Mr SYMON —I think you said your network connections stand at 160 at the moment on 40 sites.

Mr Ryan —Correct.

Mr SYMON —That will have several zeros added to the end, under that scenario.

Mr Ryan —That is right and how we manage that and how that works in terms of the health system needs to be addressed as well. Whether that is the consumer taking more ownership for some parts of that or the government taking more ownership of it is a debate the nation needs to have as well. The profile of ageing in this country is going to move us towards having to make these decisions. If we do not make them soon, we could be in for some higher costs than if we were to address it now. The NBN is one of those areas where, if we do this early, it will be sitting there as part of the solution to the problem.

Mr SYMON —You are right. We could not have the debate around health and that connection if we did not have that sort of capacity available.

CHAIR —I just want to wrap up this section and try to get us back on time. Do you have any projects running in the mental health area? One of the things the Rural Health Alliance said to us was that young people are significantly more likely to engage with mental health services online than in person. I am thinking of some of the rural and remote mental health challenges that we face and the capacity for something like this to provide services there.

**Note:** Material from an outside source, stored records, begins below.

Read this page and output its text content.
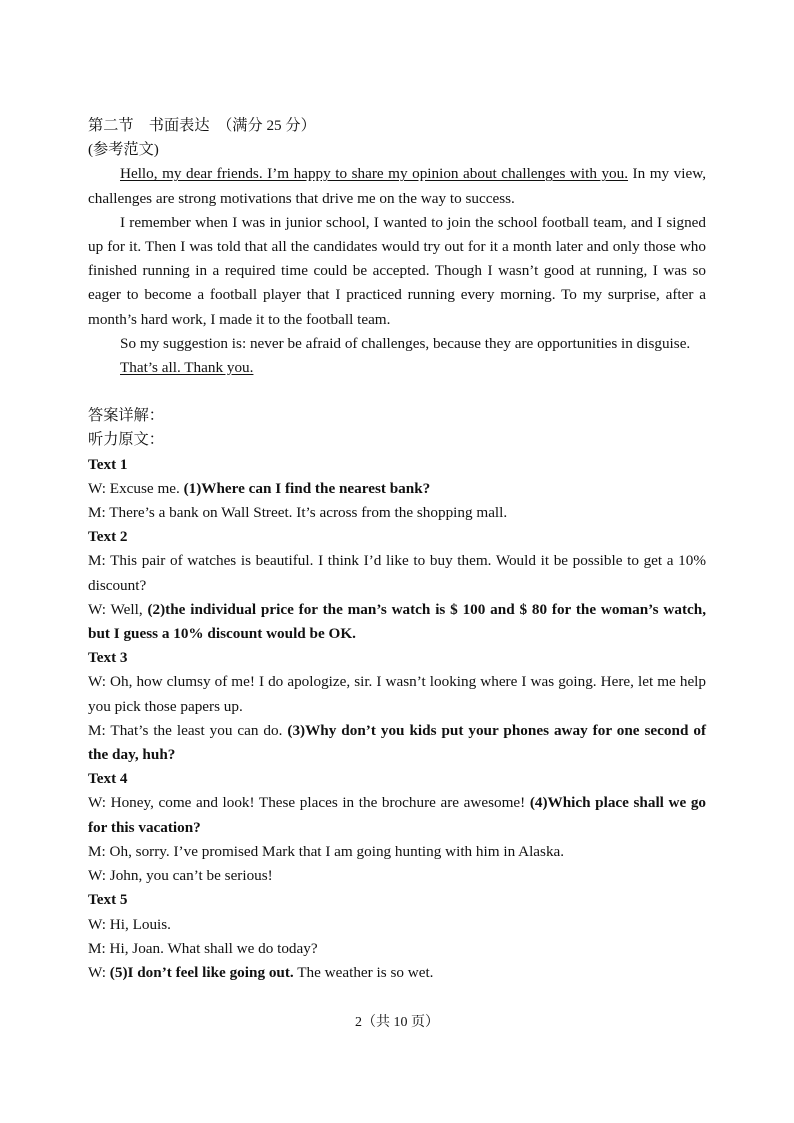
第二节　书面表达　（满分 25 分）

(参考范文)

Hello, my dear friends. I’m happy to share my opinion about challenges with you. In my view, challenges are strong motivations that drive me on the way to success.

I remember when I was in junior school, I wanted to join the school football team, and I signed up for it. Then I was told that all the candidates would try out for it a month later and only those who finished running in a required time could be accepted. Though I wasn’t good at running, I was so eager to become a football player that I practiced running every morning. To my surprise, after a month’s hard work, I made it to the football team.

So my suggestion is: never be afraid of challenges, because they are opportunities in disguise.

That’s all. Thank you.

答案详解：

听力原文：

Text 1

W: Excuse me. (1)Where can I find the nearest bank?

M: There’s a bank on Wall Street. It’s across from the shopping mall.

Text 2

M: This pair of watches is beautiful. I think I’d like to buy them. Would it be possible to get a 10% discount?

W: Well, (2)the individual price for the man’s watch is $ 100 and $ 80 for the woman’s watch, but I guess a 10% discount would be OK.

Text 3

W: Oh, how clumsy of me! I do apologize, sir. I wasn’t looking where I was going. Here, let me help you pick those papers up.

M: That’s the least you can do. (3)Why don’t you kids put your phones away for one second of the day, huh?

Text 4

W: Honey, come and look! These places in the brochure are awesome! (4)Which place shall we go for this vacation?

M: Oh, sorry. I’ve promised Mark that I am going hunting with him in Alaska.

W: John, you can’t be serious!

Text 5

W: Hi, Louis.

M: Hi, Joan. What shall we do today?

W: (5)I don’t feel like going out. The weather is so wet.

2（共 10 页）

Mr Ryan —Mental health are effectively our biggest users of video conferencing. Our salaried mental health professionals spend more hours on video conferencing than they do on the road by far.

CHAIR —Could you provide us with some data on that?

Mr Ryan —Absolutely. I can get you a submission on that.

CHAIR —Perhaps even a case study on how it used?

Mr Ryan —Yes, we have got that. In terms of the age brackets, I am not sure if we will have that sort of detail, but we will definitely be able to show you how we are using video conferencing for mental health.

CHAIR —That would be fantastic. Thank you for your attendance here today. You have given us some very useful information. The additional information you have undertaken to provide can just go through to the secretary’s email address. We will send a copy of the transcript of your evidence to you, to which you can make corrections of grammar and fact. Once again, thank you very much for your useful evidence today.